À cette époque, les artisans et constructeurs de l’industrie du cycle, comme ceux de l’automobile, étaient très inspirés par les progrès réalisés dans le domaine de l’aviation. La quête au gain de poids passait par l’adoption des dérivés de l’aluminium. Par soudure ou par montage mécanique, ces entreprises se sont misent à construire des cadres et des accessoires légers : pédaliers, gardes-boues, jantes, …
Ces productions ont traversé le temps pour faire le bonheur des collecteurs, amoureux du design intemporel de ces oeuvres artisanales … Emmanuel est de ceux là. Âgé de 51 ans, il vit dans la région Ouest, où il restaure des vélos anciens, par passion et par amour de la mécanique. Il aime les configurer comme un enfant qui construit un Lego ! Il achète souvent des cadres laissés pour compte dans une remise ou des vélos qui ont subi au fil du temps des modernisations anachroniques, qu’il lui faut supprimer pour remettre le vélo dans la bonne époque.
Une belle rencontre
C’est grâce à Hugues Grenon que nous avons découvert le travail de cet « artiste » de la restauration. Emmanuel est un orfèvre, il pousse le soin jusqu’à refaire le pas de vis des visseries anciennes « Pas question que je monte du BTR ou des vis en inox sur ces vélos en dural …», dit-il … Il faut savoir qu’Emmanuel ne fait pas ce travail pour en tirer profit, mais uniquement par l’amour de ces objets que sont ces vélos anciens, dont la date de naissance va de 1940 à 1960. Il ne perd pas son temps à trainer sur les réseaux sociaux pour publier sur Facebook ou Instagram des photos de ses oeuvres. Son plaisir est d’être dans son atelier à démonter, comprendre, polir, restaurer, … redonner vie à ces vielles mécaniques. Son travail est intimiste et le résultat est réservé à un cercle d’amis ou de passionnés comme lui avec lesquels il échange des « trucs et astuces » pour remettre en état ces vieillards à deux roues.
Revenons à DURAVIA
C’est la dernière restauration d’Emmanuel, un demi-course DURAVIA qui m’a persuadé qu’il fallait partager plus largement le travail qu’il réalise dans son atelier. Ce vélo est sublime … J’ai déjà rencontré de nombreux collectionneurs, mais jamais quelqu’un comme lui qui s’acharne à redonner une âme au vélo qu’il restaure, allant même à le sublimer en le rendant plus beau qu’il ne l’était à l’origine, tout en gardant au maximum l’authenticité des éléments qui le constitue. C’est le cas de ce demi-course Luxe modèle 203, acheté sur Le Bon Coin.
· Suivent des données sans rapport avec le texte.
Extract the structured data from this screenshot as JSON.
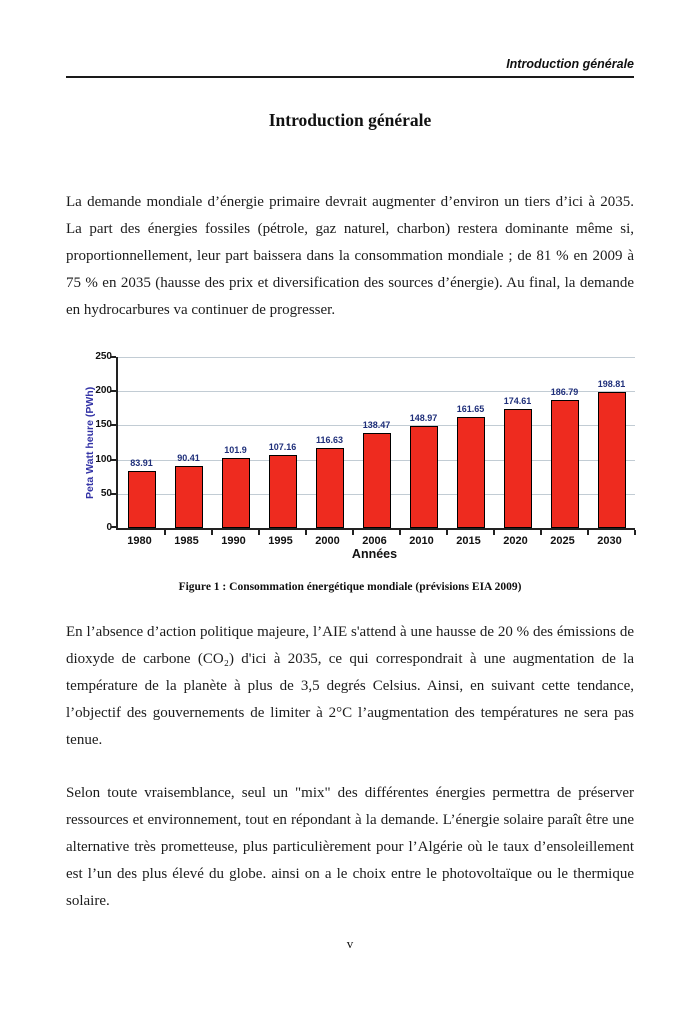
{
  "page": {
    "header": {
      "running_title": "Introduction générale"
    },
    "title": "Introduction générale",
    "paragraphs": {
      "p1": "La demande mondiale d’énergie primaire devrait augmenter d’environ un tiers d’ici à 2035. La part des énergies fossiles (pétrole, gaz naturel, charbon) restera dominante même si, proportionnellement, leur part baissera dans la consommation mondiale ; de 81 % en 2009 à 75 % en 2035 (hausse des prix et diversification des sources d’énergie). Au final, la demande en hydrocarbures va continuer de progresser.",
      "p2": "En l’absence d’action politique majeure, l’AIE s'attend à une hausse de 20 % des émissions de dioxyde de carbone (CO₂) d'ici à 2035, ce qui correspondrait à une augmentation de la température de la planète à plus de 3,5 degrés Celsius. Ainsi, en suivant cette tendance, l’objectif des gouvernements de limiter à 2°C l’augmentation des températures ne sera pas tenue.",
      "p3": "Selon toute vraisemblance, seul un \"mix\" des différentes énergies permettra de préserver ressources et environnement, tout en répondant à la demande. L’énergie solaire paraît être une alternative très prometteuse, plus particulièrement pour l’Algérie où le taux d’ensoleillement est l’un des plus élevé du globe. ainsi on a le choix entre le photovoltaïque ou le thermique solaire."
    },
    "figure_caption": "Figure 1 : Consommation énergétique mondiale (prévisions EIA 2009)",
    "page_number": "v"
  },
  "chart_data": {
    "type": "bar",
    "title": "",
    "categories": [
      "1980",
      "1985",
      "1990",
      "1995",
      "2000",
      "2006",
      "2010",
      "2015",
      "2020",
      "2025",
      "2030"
    ],
    "values": [
      83.91,
      90.41,
      101.9,
      107.16,
      116.63,
      138.47,
      148.97,
      161.65,
      174.61,
      186.79,
      198.81
    ],
    "labels": [
      "83.91",
      "90.41",
      "101.9",
      "107.16",
      "116.63",
      "138.47",
      "148.97",
      "161.65",
      "174.61",
      "186.79",
      "198.81"
    ],
    "xlabel": "Années",
    "ylabel": "Peta Watt heure (PWh)",
    "ylim": [
      0,
      250
    ],
    "yticks": [
      0,
      50,
      100,
      150,
      200,
      250
    ],
    "grid": true,
    "legend": "none",
    "bar_color": "#ee2b1f",
    "bar_border_color": "#000000",
    "value_label_color": "#1f2f7a",
    "ylabel_color": "#3333a6"
  }
}
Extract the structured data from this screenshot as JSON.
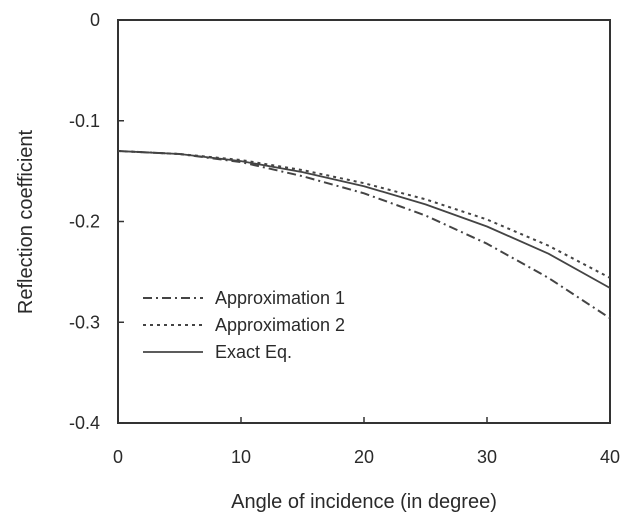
{
  "chart_data": {
    "type": "line",
    "xlabel": "Angle of incidence (in degree)",
    "ylabel": "Reflection coefficient",
    "xlim": [
      0,
      40
    ],
    "ylim": [
      -0.4,
      0
    ],
    "xticks": [
      0,
      10,
      20,
      30,
      40
    ],
    "xtick_labels": [
      "0",
      "10",
      "20",
      "30",
      "40"
    ],
    "yticks": [
      0,
      -0.1,
      -0.2,
      -0.3,
      -0.4
    ],
    "ytick_labels": [
      "0",
      "-0.1",
      "-0.2",
      "-0.3",
      "-0.4"
    ],
    "grid": false,
    "legend_position": "lower-left",
    "x": [
      0,
      5,
      10,
      15,
      20,
      25,
      30,
      35,
      40
    ],
    "series": [
      {
        "name": "Approximation 1",
        "style": "dash-dot",
        "color": "#444444",
        "values": [
          -0.13,
          -0.133,
          -0.141,
          -0.155,
          -0.172,
          -0.194,
          -0.222,
          -0.256,
          -0.296
        ]
      },
      {
        "name": "Approximation 2",
        "style": "dotted",
        "color": "#444444",
        "values": [
          -0.13,
          -0.133,
          -0.139,
          -0.149,
          -0.162,
          -0.178,
          -0.198,
          -0.224,
          -0.256
        ]
      },
      {
        "name": "Exact Eq.",
        "style": "solid",
        "color": "#444444",
        "values": [
          -0.13,
          -0.133,
          -0.14,
          -0.151,
          -0.165,
          -0.183,
          -0.205,
          -0.232,
          -0.266
        ]
      }
    ]
  }
}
Mais laissons Emmanuel nous parler de ce vélo …
J’ai toujours trouvé que les Duravia en duralumin des années 50 avaient des accessoires qui n’étaient pas à la hauteur de la qualité de leur super cadre, tout en duralumin, sauf la fourche.
En effet, les quelques centaines de grammes gagnés grâce au cadre, se trouvent vite perdus à cause d’accessoires en acier (cintre, étriers de freins, jantes, moyeux, supports de porte-bagages, tube de selle, chariot de selle, sonnette, pédalier, pédales…). Mon idée a donc été, pendant la restauration, de remplacer ces pièces populaires par des options d’époque, plus légères et élégantes.
Exit donc le dérailleur cyclo, remplacé par un Simplex Grand Prix en dural 4 vitesses, ajout d’un dérailleur avant Le Cyclo, double plateaux Rosa sur manivelles Stronglight, avec des pédales Lyotard en duralumin. Cintre et potence en duralumin, leviers de frein Mafac (avec demi-cocottes neuves d’époque !), sonnette en alu, étriers IAM demi ballon en duralumin, tige de selle en alu.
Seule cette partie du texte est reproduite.